Algunas sociedades secretas con miembros literatos tienen, en realidad, un objetivo muy sencillo e inocente. Los llamados Apóstoles de Cambridge, por ejemplo, forman un club universitario de debate al que han pertenecido escritores tales como Frederick Maurice, Arthur Hallam, Lytton Strachey o Jonathan Miller, así como el político y filósofo Bertrand Russell. Cruzando el charco, y alrededor de otra famosa universidad, la de Yale, se desarrollan las actividades del grupo Skull and Bones. Dejando a un lado su carácter mucho más histriónico (y bastante tétrico), también ha contado entre sus filas, aparte de varios presidentes estadounidenses y del creador del fútbol americano, al poeta Archibald McLeish, al escritor y guionista Donald Ogden Stewart o al dos veces ganador del Pulitzer, David McCullough.

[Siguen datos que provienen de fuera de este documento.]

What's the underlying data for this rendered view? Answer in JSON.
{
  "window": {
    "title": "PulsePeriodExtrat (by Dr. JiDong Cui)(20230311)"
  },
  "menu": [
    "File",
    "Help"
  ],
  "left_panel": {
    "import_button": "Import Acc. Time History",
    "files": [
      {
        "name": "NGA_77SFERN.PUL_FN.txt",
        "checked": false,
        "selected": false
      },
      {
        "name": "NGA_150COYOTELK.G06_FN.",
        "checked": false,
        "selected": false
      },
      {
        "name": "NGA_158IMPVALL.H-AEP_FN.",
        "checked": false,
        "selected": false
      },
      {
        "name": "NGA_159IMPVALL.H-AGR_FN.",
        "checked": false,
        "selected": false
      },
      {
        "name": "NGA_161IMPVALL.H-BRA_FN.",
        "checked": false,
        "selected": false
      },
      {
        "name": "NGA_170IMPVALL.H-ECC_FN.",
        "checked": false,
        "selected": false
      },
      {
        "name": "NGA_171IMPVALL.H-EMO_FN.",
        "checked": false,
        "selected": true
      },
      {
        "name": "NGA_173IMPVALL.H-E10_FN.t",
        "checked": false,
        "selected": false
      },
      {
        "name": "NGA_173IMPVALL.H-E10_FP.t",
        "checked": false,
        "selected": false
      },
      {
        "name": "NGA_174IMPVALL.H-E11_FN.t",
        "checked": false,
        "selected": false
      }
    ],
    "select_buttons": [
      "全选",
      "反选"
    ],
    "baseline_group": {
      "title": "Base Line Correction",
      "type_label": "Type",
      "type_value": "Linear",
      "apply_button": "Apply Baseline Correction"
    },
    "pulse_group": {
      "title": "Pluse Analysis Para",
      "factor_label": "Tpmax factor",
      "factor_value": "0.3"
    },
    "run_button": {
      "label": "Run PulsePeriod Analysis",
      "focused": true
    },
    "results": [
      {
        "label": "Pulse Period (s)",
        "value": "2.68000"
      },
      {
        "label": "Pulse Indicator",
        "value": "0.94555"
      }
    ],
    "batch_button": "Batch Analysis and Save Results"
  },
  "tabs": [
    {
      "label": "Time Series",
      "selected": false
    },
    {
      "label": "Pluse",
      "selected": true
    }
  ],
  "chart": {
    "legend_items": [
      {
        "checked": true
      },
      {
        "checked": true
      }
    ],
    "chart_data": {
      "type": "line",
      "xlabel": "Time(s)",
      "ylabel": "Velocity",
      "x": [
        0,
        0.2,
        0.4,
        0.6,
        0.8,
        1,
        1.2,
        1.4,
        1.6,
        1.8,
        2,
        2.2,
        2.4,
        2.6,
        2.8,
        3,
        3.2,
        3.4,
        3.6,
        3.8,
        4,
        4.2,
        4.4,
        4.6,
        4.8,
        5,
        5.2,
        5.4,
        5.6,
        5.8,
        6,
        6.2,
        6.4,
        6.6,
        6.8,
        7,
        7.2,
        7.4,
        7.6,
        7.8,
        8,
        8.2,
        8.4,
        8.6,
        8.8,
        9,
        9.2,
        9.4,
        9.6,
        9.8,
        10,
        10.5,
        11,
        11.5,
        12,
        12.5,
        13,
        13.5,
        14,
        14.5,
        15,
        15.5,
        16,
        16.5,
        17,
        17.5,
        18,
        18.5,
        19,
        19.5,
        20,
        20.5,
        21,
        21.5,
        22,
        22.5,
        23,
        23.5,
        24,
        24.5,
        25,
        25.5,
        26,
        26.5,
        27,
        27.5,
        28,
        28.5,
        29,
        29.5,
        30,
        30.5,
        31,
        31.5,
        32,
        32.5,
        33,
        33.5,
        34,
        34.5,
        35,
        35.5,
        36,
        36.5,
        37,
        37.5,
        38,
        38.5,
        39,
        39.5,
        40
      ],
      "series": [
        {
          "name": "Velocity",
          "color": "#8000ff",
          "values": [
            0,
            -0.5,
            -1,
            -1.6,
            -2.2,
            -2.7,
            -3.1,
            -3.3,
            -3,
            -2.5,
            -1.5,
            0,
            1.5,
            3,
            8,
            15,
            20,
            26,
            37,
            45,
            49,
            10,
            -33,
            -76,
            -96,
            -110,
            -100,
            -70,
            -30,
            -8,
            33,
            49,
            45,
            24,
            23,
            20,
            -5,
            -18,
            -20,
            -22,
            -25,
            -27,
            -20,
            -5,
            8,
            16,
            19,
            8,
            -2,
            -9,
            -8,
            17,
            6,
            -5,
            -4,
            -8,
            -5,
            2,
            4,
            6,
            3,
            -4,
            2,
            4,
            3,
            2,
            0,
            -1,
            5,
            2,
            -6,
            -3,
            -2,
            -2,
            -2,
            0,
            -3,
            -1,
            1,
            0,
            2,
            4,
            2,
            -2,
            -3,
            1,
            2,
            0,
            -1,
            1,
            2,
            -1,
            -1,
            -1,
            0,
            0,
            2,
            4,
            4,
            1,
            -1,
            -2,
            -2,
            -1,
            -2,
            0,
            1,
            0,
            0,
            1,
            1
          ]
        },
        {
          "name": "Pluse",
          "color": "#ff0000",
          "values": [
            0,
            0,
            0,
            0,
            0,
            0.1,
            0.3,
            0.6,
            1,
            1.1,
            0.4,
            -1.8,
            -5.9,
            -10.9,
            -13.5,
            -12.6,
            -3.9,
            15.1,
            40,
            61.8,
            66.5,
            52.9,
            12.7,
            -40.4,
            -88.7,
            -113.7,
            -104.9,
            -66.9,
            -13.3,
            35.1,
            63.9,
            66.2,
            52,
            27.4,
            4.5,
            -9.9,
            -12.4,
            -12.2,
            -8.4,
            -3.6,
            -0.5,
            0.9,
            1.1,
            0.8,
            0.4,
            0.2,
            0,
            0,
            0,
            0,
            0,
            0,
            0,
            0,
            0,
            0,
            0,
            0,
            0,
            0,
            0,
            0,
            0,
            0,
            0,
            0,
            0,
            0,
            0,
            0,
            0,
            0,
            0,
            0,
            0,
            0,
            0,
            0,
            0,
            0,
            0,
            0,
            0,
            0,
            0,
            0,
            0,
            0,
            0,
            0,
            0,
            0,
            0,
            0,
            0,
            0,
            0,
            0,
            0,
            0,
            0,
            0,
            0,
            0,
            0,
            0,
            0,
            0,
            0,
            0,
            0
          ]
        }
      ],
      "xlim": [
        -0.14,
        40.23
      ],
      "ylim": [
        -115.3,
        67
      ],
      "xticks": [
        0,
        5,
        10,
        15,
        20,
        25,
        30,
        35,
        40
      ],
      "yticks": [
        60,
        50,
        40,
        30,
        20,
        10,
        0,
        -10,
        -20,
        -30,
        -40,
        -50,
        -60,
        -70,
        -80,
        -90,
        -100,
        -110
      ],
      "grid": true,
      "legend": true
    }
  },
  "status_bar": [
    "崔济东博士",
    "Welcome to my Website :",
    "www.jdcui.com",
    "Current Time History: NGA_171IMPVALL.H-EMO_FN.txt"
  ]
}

Una “sociedad” (realmente es sólo una reunión anual, no una asociación que requiera de membresía) de la que más se habla y escribe, ya que al parecer controlan absolutamente todos los resortes de poder del mundo actual, sería el Grupo Bildeberg. No se conocen con exactitud las listas de asistentes, pero no ha sido habitual (más bien lo contrario) la inclusión de escritores entre los “posibles“. No ocurre lo mismo con editores de literatura o, sobre todo, de prensa, lo que nos puede ayudar a entender por qué tantos escritores han criticado las reuniones anuales del grupo.
Sí que hubo escritores entre los miembros de otras organizaciones ocultas, tales como la Orden de Queronea, una asociación homosexual fundada en Inglaterra en 1897 a la que supuestamente perteneció Oscar Wilde. Su creador, el poeta George Cecil Ives, fue también jurista y gran defensor de los derechos de la comunidad homosexual. Según parece, los poemas de Walt Whitman fueron uno de los ejes de la Orden, hasta el punto de ser llamado por sus miembros como “El Profeta“. Otro escritor que perteneció supuestamente a este grupo fue Laurence Housman, así como el traductor y editor Montague Summers.
La otra cara de la moneda es justamente esa: la existencia de sociedades secretas ha generado una cantidad ingente de literatura al respecto desde hace siglos. Sin ir más lejos, podemos encontrar el excelente trabajo de los escritores León Arsenal e Hipólito Sanchiz Álvarez de Toledo Una historia de las sociedades secretas españolas, en el que hablan de grupos tan desconocidos como el de La Garduña. Pero la mayor parte de los escritores que se interesan por este tipo de organizaciones no suelen crear ensayos, sino novelas más o menos documentadas. Seguro que todos tenemos unos cuantos títulos en la cabeza ahora mismo, ¿verdad?